Tu vois que tu t'inquiétais pour rien, dit Caroline, monsieur Edouard a changé. C'est un autre, on ne le reconnaît plus. Il est calme, joyeux, a-t-elle ajouté. Je n'ai rien répondu, j'ai juste pensé qu'il était un peu exalté. Rien de grave, a dit Caroline comme si elle lisait dans mes pensées, ça lui passera. On était tous les deux devant le Classik, ce grand cinéma de banlieue qui fait dancing le week-end, on faisait la queue pour revoir Daisy Kenyon, ce Preminger que monsieur Edouard aimait tant. On se posait des questions.
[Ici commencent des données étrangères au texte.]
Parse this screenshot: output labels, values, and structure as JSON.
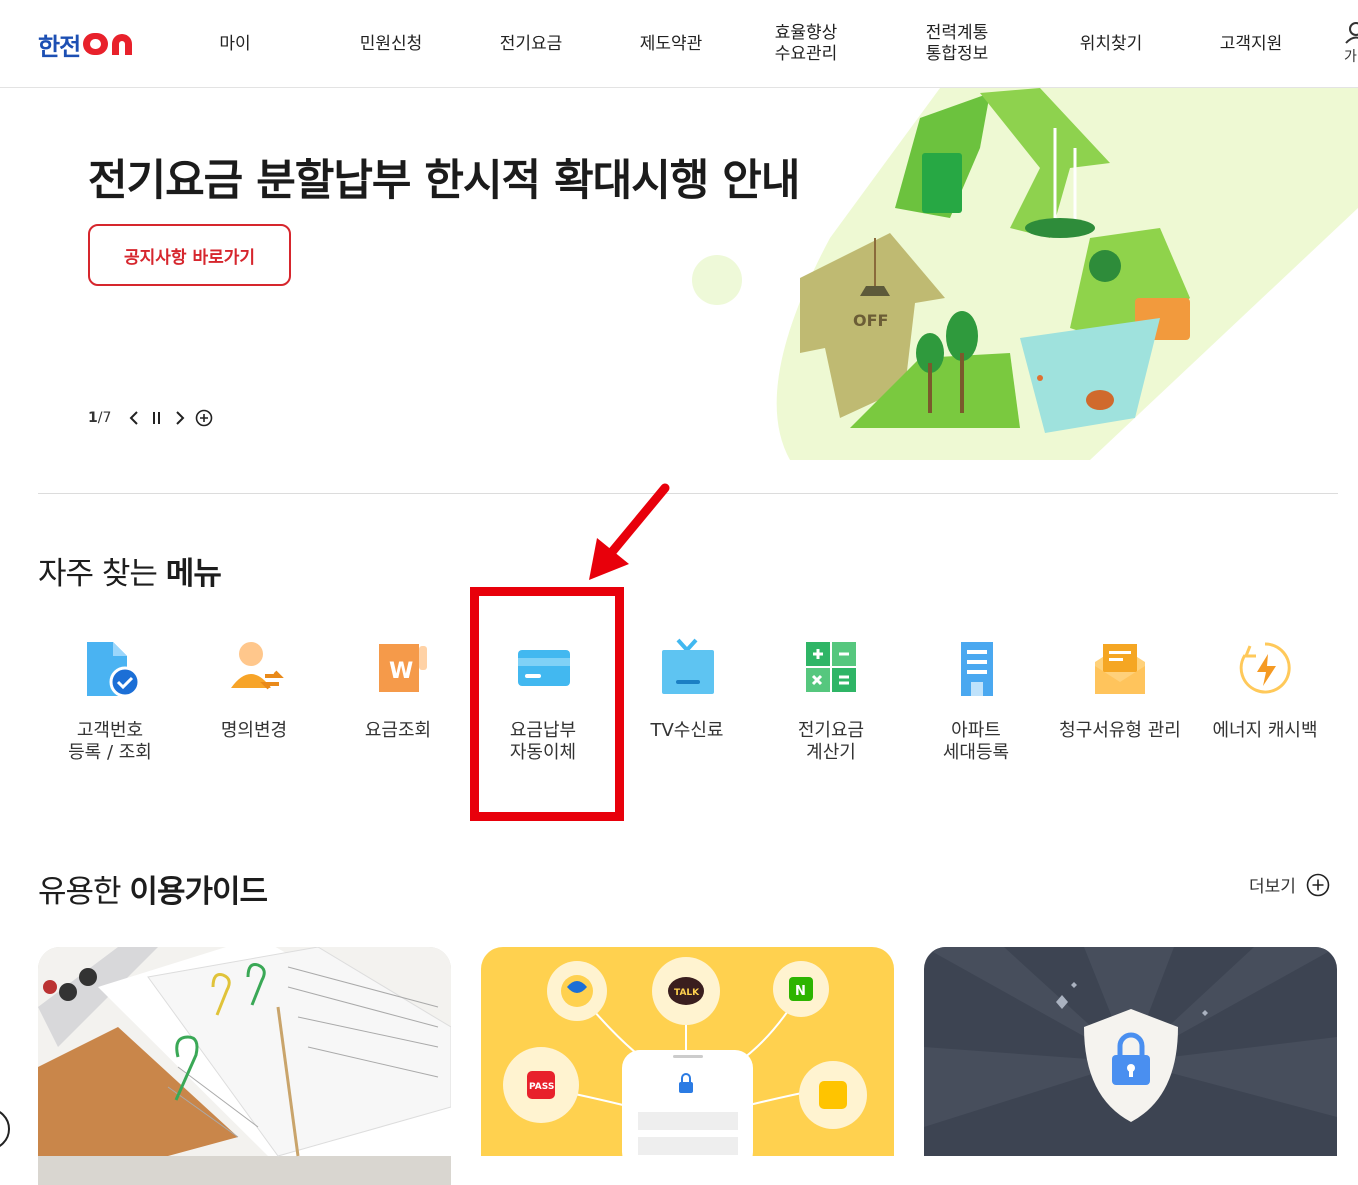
{
  "header": {
    "logo_text": "한전",
    "logo_on": "ON",
    "nav": [
      {
        "label": "마이"
      },
      {
        "label": "민원신청"
      },
      {
        "label": "전기요금"
      },
      {
        "label": "제도약관"
      },
      {
        "label": "효율향상\n수요관리"
      },
      {
        "label": "전력계통\n통합정보"
      },
      {
        "label": "위치찾기"
      },
      {
        "label": "고객지원"
      }
    ],
    "user_label": "가"
  },
  "hero": {
    "title": "전기요금 분할납부 한시적 확대시행 안내",
    "button_label": "공지사항 바로가기",
    "pager_current": "1",
    "pager_total": "7",
    "art_text": "OFF"
  },
  "frequent_menu": {
    "title_normal": "자주 찾는",
    "title_bold": "메뉴",
    "items": [
      {
        "label": "고객번호\n등록 / 조회",
        "icon": "document-check-icon"
      },
      {
        "label": "명의변경",
        "icon": "person-change-icon"
      },
      {
        "label": "요금조회",
        "icon": "won-bill-icon"
      },
      {
        "label": "요금납부\n자동이체",
        "icon": "credit-card-icon"
      },
      {
        "label": "TV수신료",
        "icon": "tv-icon"
      },
      {
        "label": "전기요금\n계산기",
        "icon": "calculator-icon"
      },
      {
        "label": "아파트\n세대등록",
        "icon": "apartment-icon"
      },
      {
        "label": "청구서유형 관리",
        "icon": "envelope-icon"
      },
      {
        "label": "에너지 캐시백",
        "icon": "energy-cashback-icon"
      }
    ]
  },
  "guide": {
    "title_normal": "유용한",
    "title_bold": "이용가이드",
    "more_label": "더보기",
    "cards": [
      {
        "icon": "documents-photo"
      },
      {
        "icon": "auth-apps-illustration",
        "badges": [
          "TALK",
          "N",
          "PASS"
        ]
      },
      {
        "icon": "shield-lock-icon"
      }
    ]
  },
  "colors": {
    "brand_blue": "#1c4fb3",
    "brand_red": "#e8212b",
    "highlight_red": "#e8000b",
    "accent_blue": "#42b8f0"
  }
}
Sur le film, sur Preminger, sur les acteurs. Caroline n'était pas fan de Dana Andrews et elle ne supportait pas Joan Crawford ; moi, c'était la photo de Leon Shamroy qui ne me plaisait pas. David, mon petit-neveu, avait étudié le film avec Jacques Aumont, il en était fou. Si seulement monsieur Edouard avait été là, il nous aurait tous mis d'accord.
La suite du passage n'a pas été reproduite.